Ebel says the Department of Justice program was massive at a time when the government was scrambling for resources to fight WWII. But did the program make the United States any safer?
None of the German-Americans were found to have been spies or saboteurs for the Nazis.
Ebel says the legal process that put people in detention camps was not concerned with questions of innocence, just being a suspect made you guilty. And something as simple as subscribing to a German newspaper was enough to make you a suspect.
"They had no right to counsel. They couldn’t question the proceedings. They couldn’t question their accusers. It was pretty much a slam dunk process,"
Michael Luick-Thrams lectures about WWII German-American Internment
Even legal challenges of habeas corpus failed in the courts. Historian Michael Luick-Thrams is an expert on the U.S. internment camps. He has created a special traveling exhibit about the German-American internment experience.
"The system wasn’t very practical. It wasn’t very effective. There were many more cost-effective and human resource-effective ways to have done this, but, in effect, we put fifteen thousand German-Americans, about six thousand Italian-Americans and one hundred and twenty thousand Japanese-Americans in camps. That’s a lot of people," said Luick-Thrams.
He said he wants to more people to know about the internment policy of the United States government because it is our history and also because it is still current U.S. law that allows the construction of enemy alien internment camps to be built.

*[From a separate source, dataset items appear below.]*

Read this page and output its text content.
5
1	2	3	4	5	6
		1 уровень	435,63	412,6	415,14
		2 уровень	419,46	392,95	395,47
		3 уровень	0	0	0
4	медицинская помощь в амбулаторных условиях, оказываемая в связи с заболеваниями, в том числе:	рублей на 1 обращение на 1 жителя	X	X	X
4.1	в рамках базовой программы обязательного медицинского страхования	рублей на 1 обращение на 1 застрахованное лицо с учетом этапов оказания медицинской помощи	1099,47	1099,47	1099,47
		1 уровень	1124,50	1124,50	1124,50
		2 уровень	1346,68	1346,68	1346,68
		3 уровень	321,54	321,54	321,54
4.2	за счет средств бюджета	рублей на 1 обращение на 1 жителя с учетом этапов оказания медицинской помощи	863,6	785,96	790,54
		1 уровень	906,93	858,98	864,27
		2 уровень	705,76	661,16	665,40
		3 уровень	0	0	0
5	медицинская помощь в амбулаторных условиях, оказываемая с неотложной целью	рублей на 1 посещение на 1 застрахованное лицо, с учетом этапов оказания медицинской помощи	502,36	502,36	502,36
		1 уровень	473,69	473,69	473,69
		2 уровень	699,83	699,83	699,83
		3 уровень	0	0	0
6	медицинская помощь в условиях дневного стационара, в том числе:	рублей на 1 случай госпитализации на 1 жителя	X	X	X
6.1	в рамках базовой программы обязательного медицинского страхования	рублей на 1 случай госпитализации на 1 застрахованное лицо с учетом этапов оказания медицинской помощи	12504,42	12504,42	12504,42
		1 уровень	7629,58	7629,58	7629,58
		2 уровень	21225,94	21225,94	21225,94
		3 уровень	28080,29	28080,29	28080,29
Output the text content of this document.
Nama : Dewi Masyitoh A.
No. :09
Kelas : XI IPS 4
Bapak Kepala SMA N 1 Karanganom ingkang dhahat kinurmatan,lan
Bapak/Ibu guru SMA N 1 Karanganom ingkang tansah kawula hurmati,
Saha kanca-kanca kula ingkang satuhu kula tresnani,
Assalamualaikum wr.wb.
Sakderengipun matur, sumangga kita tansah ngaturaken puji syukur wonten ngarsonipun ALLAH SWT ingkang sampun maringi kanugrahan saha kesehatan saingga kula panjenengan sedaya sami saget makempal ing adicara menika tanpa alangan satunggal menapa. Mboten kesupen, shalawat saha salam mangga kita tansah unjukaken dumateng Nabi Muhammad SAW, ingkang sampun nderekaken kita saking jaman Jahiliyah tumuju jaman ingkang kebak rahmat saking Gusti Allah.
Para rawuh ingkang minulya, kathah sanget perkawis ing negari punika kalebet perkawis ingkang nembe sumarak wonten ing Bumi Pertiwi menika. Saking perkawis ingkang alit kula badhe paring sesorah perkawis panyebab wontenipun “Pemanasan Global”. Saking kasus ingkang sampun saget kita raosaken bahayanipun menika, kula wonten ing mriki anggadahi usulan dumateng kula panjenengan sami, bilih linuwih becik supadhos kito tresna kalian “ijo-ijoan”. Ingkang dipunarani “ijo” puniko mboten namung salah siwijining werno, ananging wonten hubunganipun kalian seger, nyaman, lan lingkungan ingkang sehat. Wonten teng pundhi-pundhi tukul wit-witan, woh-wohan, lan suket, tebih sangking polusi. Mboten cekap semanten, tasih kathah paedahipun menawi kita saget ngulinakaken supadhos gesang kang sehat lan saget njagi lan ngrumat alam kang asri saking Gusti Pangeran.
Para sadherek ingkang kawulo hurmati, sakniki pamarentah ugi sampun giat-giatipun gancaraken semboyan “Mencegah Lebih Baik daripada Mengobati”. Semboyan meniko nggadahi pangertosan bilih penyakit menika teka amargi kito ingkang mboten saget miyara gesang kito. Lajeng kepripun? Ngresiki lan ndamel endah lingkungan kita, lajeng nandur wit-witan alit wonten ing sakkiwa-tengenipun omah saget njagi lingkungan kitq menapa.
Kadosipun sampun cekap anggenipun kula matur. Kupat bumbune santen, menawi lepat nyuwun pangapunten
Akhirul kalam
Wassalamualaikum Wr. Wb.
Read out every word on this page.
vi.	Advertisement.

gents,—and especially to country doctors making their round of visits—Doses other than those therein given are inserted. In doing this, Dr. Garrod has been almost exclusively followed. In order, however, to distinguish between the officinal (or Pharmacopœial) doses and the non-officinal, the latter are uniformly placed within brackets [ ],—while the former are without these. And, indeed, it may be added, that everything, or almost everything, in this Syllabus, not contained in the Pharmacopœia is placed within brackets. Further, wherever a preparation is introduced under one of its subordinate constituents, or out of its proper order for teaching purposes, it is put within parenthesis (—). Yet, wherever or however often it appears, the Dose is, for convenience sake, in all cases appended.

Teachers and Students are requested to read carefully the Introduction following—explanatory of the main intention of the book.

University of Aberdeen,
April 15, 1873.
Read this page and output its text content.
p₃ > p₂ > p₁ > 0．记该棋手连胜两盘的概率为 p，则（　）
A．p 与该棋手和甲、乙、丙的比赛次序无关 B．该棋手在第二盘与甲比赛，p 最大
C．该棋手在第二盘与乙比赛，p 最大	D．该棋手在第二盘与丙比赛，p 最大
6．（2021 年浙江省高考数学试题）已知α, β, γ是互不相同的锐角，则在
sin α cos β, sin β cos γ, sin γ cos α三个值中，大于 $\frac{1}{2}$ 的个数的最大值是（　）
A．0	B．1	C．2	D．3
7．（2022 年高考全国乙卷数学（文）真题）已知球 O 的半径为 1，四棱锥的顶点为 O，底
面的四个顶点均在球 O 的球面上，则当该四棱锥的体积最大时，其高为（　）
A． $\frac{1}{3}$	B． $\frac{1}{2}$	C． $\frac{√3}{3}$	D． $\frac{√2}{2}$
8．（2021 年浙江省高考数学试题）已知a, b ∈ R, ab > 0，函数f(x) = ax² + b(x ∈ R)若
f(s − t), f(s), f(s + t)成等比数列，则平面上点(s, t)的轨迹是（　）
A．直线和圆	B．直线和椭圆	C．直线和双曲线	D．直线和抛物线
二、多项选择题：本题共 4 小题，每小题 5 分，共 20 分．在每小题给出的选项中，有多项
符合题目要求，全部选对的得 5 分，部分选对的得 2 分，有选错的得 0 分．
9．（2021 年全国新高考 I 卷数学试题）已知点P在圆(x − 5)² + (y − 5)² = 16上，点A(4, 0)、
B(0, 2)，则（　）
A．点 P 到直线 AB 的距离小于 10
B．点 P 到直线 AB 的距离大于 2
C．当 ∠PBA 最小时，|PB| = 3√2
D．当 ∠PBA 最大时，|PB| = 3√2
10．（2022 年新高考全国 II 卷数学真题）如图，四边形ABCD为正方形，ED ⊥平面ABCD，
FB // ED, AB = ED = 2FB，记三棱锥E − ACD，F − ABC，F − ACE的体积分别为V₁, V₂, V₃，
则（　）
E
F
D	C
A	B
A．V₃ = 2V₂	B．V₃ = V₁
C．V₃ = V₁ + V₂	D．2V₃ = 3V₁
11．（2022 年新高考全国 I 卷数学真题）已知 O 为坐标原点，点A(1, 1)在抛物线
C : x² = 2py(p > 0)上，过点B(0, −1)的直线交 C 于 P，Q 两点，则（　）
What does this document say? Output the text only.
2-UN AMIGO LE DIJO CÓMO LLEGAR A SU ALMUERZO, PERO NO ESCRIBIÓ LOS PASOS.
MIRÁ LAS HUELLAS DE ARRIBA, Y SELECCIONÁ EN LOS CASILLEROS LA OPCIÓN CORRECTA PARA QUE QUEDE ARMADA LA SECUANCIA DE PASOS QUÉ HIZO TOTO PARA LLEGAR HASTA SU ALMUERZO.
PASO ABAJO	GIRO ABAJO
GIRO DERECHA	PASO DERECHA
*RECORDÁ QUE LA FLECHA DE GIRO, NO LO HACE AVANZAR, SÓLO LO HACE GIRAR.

"In this country do we really round people up in the middle of the night, put them behind twelve foot tall barbed wire fences with searchlights and guards, and then give them no lawyers to get themselves out? Don’t we give people the opportunity to explain themselves? How do we want to live in this country? So those histories are much more relevant to how we live today than calico bonnets and log cabins," he said.
There is movement in Congress to require a study of the U.S. internment policy and its history. Wisconsin Senator Russ Feingold is pushing for bill called the "Wartime Treatment Study Act."
San Antonio Congressman Charlie Gonzalez has signed on as a co-sponsor of the bill for the House.
"It’s coming to grips with a very ugly chapter in American History," Gonzalez said.
He said there is the opinion that the nation should forget about the camps, that it was wartime and people were afraid.
"Fear does a strange thing to rational people and we no longer act in a rational fashion. I think we forever have to be mindful of that. And I think that we can go back and look at those circumstances will serve us well in the future, as we speak, as a matter of fact," Gonzalez said.
Eberhard Fuhr remembers life in the WWII camp
Eb Furer, who spent over four years as a detainee and was almost deported to Germany, wants the government to study what happened.
"Should the United States have an internment policy for national emergencies? And if they do have it, what’s the best and the right way to do it without violating to many civil and human rights?" he asks. Eb is standing in an open field in Crystal City as he tells his story.
It’s where the camps front gates used to swing shut and lock.
All that remains are several foundation slabs and a rusty, leaning flag pole.
In 1948, a year after Eb was finally released; he married a fellow former detainee that he met in Crystal City. They started a family, and he climbed the corporate ladder.
"And I retired in 1990, and I’ve been leading a life of leisure ever since," he said.
That’s why Eb Furer, former enemy alien to the United States says, he’s lived the American dream. Just only his dream had some nightmare years.